Het doel van het blad? Ten eerste de lezers zoveel mogelijk inzicht ver-schaffen in al hetgeen campanologie genoemd kan worden: 'door een systematische behandeling van klokkengietkundige, beiaardbouw-kundige, speeltechnische, accoustische, historische en andere onderwerpen'. Ten tweede: 'om geregeld een overzicht te verstrekken van allerlei nieuwe gebeurtenissen op beiaardgebied' en ten derde 'om ook naar buiten toe belangstelling en waardering voor de beiaardkunst te wekken'. Om deze doeleinden te bereiken zal Klok en Klepel een ander karakter krijgen dan de vroegere 'Mededelingen', dat vooral aan de actualiteit was gewijd. Veel rubrieken zullen uit vervolgseries bestaan, zodat 'op den duur de opeenvolgende nummers tezamen het karakter van een campanologisch standaardwerk zullen krijgen'. Met het eerste artikel, gewijd aan de gebroeders Hemony en geschreven door André Lehr, is de toon gezet en door diens vele bijdragen - tot aan zijn overlijden - het niveau van Klok en Klepel bepaald.3

De bedoeling is, dat het blad uiteindelijk iedere drie maanden zal verschijnen. Voorlopig blijkt dat laatste onhaalbaar. Het tweede nummer komt pas twee jaar en vijf maanden later van de pers.

De oorzaak ligt in de overbelasting van het bestuur. Het advieswerk, dat gezien wordt als de basis van het bestaan van de NKV, vraagt bijna alle tijd en aandacht. Rond 1960 liggen er elk jaar tientallen aanvragen van gemeenten om hulp bij herstel, uitbreiding of nieuwbouw van een beiaard. Voorzitter De Waard stelt daarom voor een aantal taken te delegeren door commissies in te stellen: zes in getal. Aldus wordt besloten. Bijkomend voordeel is dat nu, naast het bestuur, ook een veertiental leden bij het reilen en zeilen van de vereniging worden betrokken.


Redactiecommissie


Als hoofd van de redactiecommissie wordt Rinus de Jong aangezocht. Hij is van orgine vertaler bij de AKZO, studeert daarnaast beiaard en brengt het tot beiaardier van Hengelo (1974-1986).
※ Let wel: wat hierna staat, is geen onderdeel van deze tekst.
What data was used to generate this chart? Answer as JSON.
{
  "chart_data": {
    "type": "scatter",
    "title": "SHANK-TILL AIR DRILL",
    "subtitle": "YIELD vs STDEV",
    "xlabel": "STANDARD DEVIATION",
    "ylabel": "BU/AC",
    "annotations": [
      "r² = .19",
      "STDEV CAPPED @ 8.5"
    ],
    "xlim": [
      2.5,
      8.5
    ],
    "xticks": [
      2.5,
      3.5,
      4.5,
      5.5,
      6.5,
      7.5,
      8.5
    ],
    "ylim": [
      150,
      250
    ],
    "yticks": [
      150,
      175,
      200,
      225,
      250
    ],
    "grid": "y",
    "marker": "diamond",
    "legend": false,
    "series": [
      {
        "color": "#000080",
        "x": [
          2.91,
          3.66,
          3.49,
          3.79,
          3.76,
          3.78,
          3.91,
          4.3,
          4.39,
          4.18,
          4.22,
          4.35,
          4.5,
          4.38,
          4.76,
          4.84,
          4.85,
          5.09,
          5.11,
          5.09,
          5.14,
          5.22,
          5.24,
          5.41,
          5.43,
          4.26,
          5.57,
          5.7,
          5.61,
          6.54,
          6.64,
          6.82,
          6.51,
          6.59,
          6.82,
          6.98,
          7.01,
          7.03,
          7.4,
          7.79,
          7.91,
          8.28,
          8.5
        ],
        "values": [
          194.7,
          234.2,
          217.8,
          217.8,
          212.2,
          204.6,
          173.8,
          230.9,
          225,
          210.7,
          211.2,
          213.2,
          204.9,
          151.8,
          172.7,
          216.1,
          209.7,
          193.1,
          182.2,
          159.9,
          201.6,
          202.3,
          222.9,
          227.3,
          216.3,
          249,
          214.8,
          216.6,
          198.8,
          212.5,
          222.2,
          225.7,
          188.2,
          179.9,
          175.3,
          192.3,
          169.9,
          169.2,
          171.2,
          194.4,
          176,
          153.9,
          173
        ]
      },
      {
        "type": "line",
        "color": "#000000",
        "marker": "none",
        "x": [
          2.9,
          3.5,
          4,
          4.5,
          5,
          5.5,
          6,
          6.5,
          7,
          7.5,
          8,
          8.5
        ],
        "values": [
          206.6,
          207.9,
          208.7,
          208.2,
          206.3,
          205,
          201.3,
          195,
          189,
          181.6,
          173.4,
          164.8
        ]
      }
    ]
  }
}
Rinus is een gedreven mens. Onvermoeibaar verzamelt hij gegevens over alles wat met de beiaard heeft te maken in binnen- en buitenland. Het blijft niet bij de feitjes: hij verwerkt ze tot talloze publikaties in het Fries, Twents, Nederlands, Engels en Duits. En ... hij is dichter. Geen wonder, dat Klok en Klepel een ander gezicht krijgt.

Na ruim twee jaar verschijnt dan eindelijk nummer drie. Weer op het formaat van de oude jaarboekjes. Op de omslag prijkt het logo van de NKV, zoals dat in 1934 is ontworpen door P.T.A. Swillens, kunsthistoricus en de toenmalige secretaris.4 Het blad - geëxplodeerd tot veertig bladzijden - opent met een gedicht in het Twents, opgedragen aan Karel Borghuis. Verderop volgen nog twee poëtische ontboezemingen voor respectievelijk Ria Pieffers en Dick van Wilgenburg waarmee dan alle Twentse beiaardiers zijn geëerd.5 Vervolgens lezen we artikelen over de na-oorlogse ontwikkeling van de beiaarden in België en Luxemburg, over nieuwe beiaarden in Frankrijk, bouw en inrichting van beiaarden, rubrieken 'beiaardnieuws' en 'diversen', een verslag van de jaarvergadering van 1964 en tenslotte in 'De beiaard als inspiratiebron' een oproep aan de lezers om medewerking: 'Het ligt in onze bedoeling in de komende nummers (..) er aandacht aan te besteden, op welke wijze de beiaard als bron van inspiratie heeft gediend (..) voor dichters, schrijvers, tekstdichters, musici enz. Wij willen daartoe regelmatig (..) gedichten, volksliedjes, amusementsliedjes e.d. in ons orgaan publiceren (en) in welke boeken, verhalen en andere schrifturen de beiaard als inspiratie fungeert'. Iedereen wordt verzocht vindplaatsen door te geven en 'ook uw eigen produkten zijn welkom'.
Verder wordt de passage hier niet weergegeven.